Freijo Valentín, Navarro Claudia, Villalba Jordi
Department of Physical Medicine and Rehabilitation, Parc Taulí Hospital Universitari Institut d'Investigació i Innovació Parc Taulí I3PT, Parc Taulí, 1, 08208 Sabadell, Spain.
Service of Orthopaedics and Traumatology, Consorci Hospitalari de Vic, Carrer de Francesc Pla el Vigatà, 1, 08500 Vic, Spain.
J Clin Med. 2024 Sep 12;13(18):5392. doi: 10.3390/jcm13185392.

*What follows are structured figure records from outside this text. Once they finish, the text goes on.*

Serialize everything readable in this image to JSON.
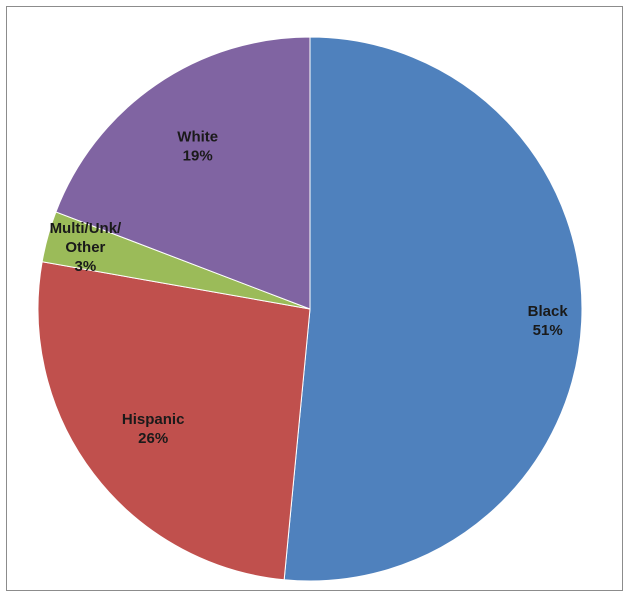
{
  "chart_data": {
    "type": "pie",
    "title": "",
    "start_angle_deg": 0,
    "direction": "clockwise",
    "legend": "none",
    "slices": [
      {
        "label": "Black",
        "value": 51,
        "display": "51%",
        "color": "#4F81BD"
      },
      {
        "label": "Hispanic",
        "value": 26,
        "display": "26%",
        "color": "#C0504D"
      },
      {
        "label": "Multi/Unk/ Other",
        "lines": [
          "Multi/Unk/",
          "Other"
        ],
        "value": 3,
        "display": "3%",
        "color": "#9BBB59"
      },
      {
        "label": "White",
        "value": 19,
        "display": "19%",
        "color": "#8064A2"
      }
    ]
  }
}
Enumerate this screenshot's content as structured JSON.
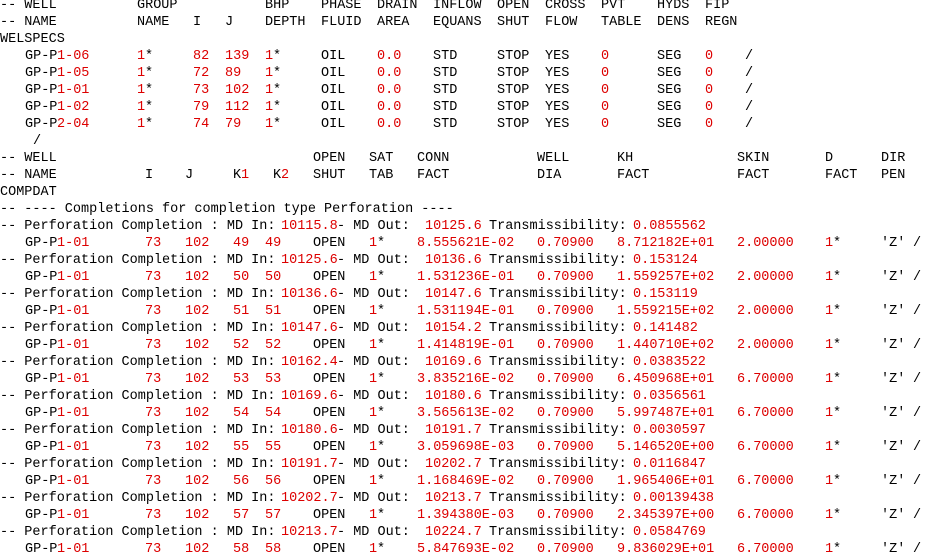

: Treatment of advanced knee osteoarthritis with total knee arthroplasty typically results in an improvement in function, gait, and quality of life, which tend to be affected by the condition. It is, however, necessary to determine the baseline factors that could influence the patients' postoperative outcome. : This is a single-center prospective observational study of patients with advanced knee osteoarthritis (Kellgren-Lawrence grade 3 or 4) treated with total knee arthroplasty. Gait parameters were recorded at baseline and at various postoperative time points using a wireless device. Progression of function was assessed using the Knee Society Score questionnaire and quality of life by means of the EQ-5D and Knee Injury and Osteoarthritis Outcome Score questionnaires. Progression of gait and quality of life was analyzed in all patients, distinguishing between those where baseline velocity was < 1 m/s and those where it was ≥1 m/s. The potential correlation between baseline and postoperative parameters was also evaluated. : All 119 patients showed a significant improvement in their gait, function, and quality of life parameters at one year from the procedure ( < 0.05). No statistically significant differences were found in any of the postoperative subscales, regardless of baseline velocity (< o ≥ 1 m/s) or between any of the baseline or postoperative parameters (r < 0.29). : Baseline gait parameters in patients with advanced knee osteoarthritis do not appear to bear a statistically significant relationship with function or quality of life outcomes following total knee arthroplasty. Such parameters exhibit a significant improvement one year after surgery.
全膝关节置换术治疗晚期膝骨关节炎通常会改善功能、步态和生活质量,而这些往往会受到该疾病的影响。然而,有必要确定可能影响患者术后结果的基线因素。
这是一项针对接受全膝关节置换术的晚期膝骨关节炎患者(Kellgren-Lawrence分级为3级或4级)的单中心前瞻性观察研究。使用无线设备在基线和术后不同时间点记录步态参数。使用膝关节协会评分问卷评估功能进展,并通过EQ-5D和膝关节损伤与骨关节炎结果评分问卷评估生活质量。对所有患者的步态和生活质量进展进行分析,区分基线速度<1 m/s的患者和基线速度≥1 m/s的患者。还评估了基线参数与术后参数之间的潜在相关性。
所有119例患者在术后一年时步态、功能和生活质量参数均有显著改善(<0.05)。无论基线速度(<或≥1 m/s)如何,术后任何子量表均未发现统计学上的显著差异,基线参数与术后参数之间也未发现统计学上的显著差异(r<0.29)。
晚期膝骨关节炎患者的基线步态参数似乎与全膝关节置换术后的功能或生活质量结果没有统计学上的显著关系。这些参数在术后一年有显著改善。